# Data Streams

A data stream is a façade bringing together an input sequence and an output processing
pipe which are not directly connected. Instead, you get samples from the input and pass
them to the output only when ready. Though unusual, this pattern becomes useful, eg,
when the user has to interact asyncronously with the dataset.

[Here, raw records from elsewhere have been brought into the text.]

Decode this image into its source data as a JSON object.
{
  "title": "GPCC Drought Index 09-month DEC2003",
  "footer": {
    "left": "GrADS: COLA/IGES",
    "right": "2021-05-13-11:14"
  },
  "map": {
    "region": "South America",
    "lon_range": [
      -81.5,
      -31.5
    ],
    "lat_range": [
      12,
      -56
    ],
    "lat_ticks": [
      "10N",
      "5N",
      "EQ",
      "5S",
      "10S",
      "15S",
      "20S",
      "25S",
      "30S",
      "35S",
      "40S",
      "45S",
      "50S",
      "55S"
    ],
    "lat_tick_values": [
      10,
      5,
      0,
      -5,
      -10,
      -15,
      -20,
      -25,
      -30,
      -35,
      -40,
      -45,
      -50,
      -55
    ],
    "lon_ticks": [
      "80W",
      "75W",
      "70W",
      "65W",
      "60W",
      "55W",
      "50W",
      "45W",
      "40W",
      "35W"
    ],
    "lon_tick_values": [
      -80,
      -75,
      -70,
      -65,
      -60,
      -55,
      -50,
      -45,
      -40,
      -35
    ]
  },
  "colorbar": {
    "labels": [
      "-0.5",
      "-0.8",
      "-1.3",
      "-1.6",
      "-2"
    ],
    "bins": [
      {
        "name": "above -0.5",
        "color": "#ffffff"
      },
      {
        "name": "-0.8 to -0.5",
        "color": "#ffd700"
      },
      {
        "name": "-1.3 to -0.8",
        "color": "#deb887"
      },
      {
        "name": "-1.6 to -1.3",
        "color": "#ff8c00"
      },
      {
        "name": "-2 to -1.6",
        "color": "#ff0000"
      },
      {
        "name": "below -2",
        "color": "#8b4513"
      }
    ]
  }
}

First, we need a toy dataset to play with:

In [None]:
from pipelime.sequences import SamplesSequence
import shutil

shutil.rmtree("toy_dataset", ignore_errors=True)
for _ in SamplesSequence.toy_dataset(10).to_underfolder("toy_dataset"):  # type: ignore
    pass

Now create a DataStream object and get the first sample (NB: **cache is disabled** on
these items, so they are always up-to-date):

In [None]:
from pipelime.sequences import SamplesSequence, DataStream
from pipelime.items import JsonMetadataItem

# getting data
# NB: cache is disabled on these items
data_stream = DataStream.read_write_underfolder("toy_dataset")
s0 = data_stream[0]  # or data_stream.get_input(0)
print("original label:", s0["label"]())

If we change a value on the sample, this will not be automatically propagated to the
original dataset (of course!):

In [None]:
import numpy as np

new_s0 = s0.set_value("label", s0["label"]() + np.random.normal(0, 0.1))  # type: ignore
print("noisy label:", new_s0["label"]())
print("original label:", s0["label"]())
print(
    'new_s0["label"]() != s0["label"]():',
    not np.array_equal(new_s0["label"](), s0["label"]())  # type: ignore
)

We can also add a new item to the sample and, eventually, write back the changes:

In [None]:
new_s0 = new_s0.set_item("new_meta", JsonMetadataItem([np.random.randint(100, 110)]))
print("new metadata:", new_s0["new_meta"]())

print("now saving...")
data_stream.set_output(0, new_s0, ["label", "new_meta"])  # just saving changed keys
print("now look at ./toy_dataset/data/0_new_meta.json")

Now the original sample `s0` will be updated as well, except for the new item:

In [None]:
print("original sample label:", s0["label"]())
print(
    'new_s0["label"]() == s0["label"]():',
    np.array_equal(new_s0["label"](), s0["label"]())  # type: ignore
)
print('"new_meta" not in s0:', "new_meta" not in s0)

To get the new item, just get again the sample:

In [None]:
print("now getting the sample again...")
s0 = data_stream.get_input(0)
print('"new_meta" in s0:', "new_meta" in s0)
print(
    'new_s0["new_meta"]() == s0["new_meta"]():', new_s0["new_meta"]() == s0["new_meta"]()
)

The same applies if we add a new sample at the end of the dataset (NB: the zfilling is
fixed, so that old samples can still be read and written):

In [None]:
from pipelime.items import NumpyItem

print("adding new_s0 at the end...")
data_stream.set_output(10, new_s0)
last_s0 = data_stream.get_input(10)
print("new_s0 keys:", list(last_s0.keys()))
print("last_s0 keys:", list(last_s0.keys()))
print(
    "list(last_s0.keys()) == list(new_s0.keys()):",
    list(last_s0.keys()) == list(new_s0.keys()),
)
print(
    "all items equal: ",
    all(
        np.array_equal(i0(), i1(), equal_nan=True)  # type: ignore
        if isinstance(i0, NumpyItem)
        else i0() == i1()
        for i0, i1 in zip(last_s0.values(), new_s0.values())
    )
)
print("now look at ./toy_dataset/data/10*")

Finally, you can always go through all the items as usual:

In [None]:
for i, s in enumerate(data_stream):
    print(f"#{i}:", list(s.keys()))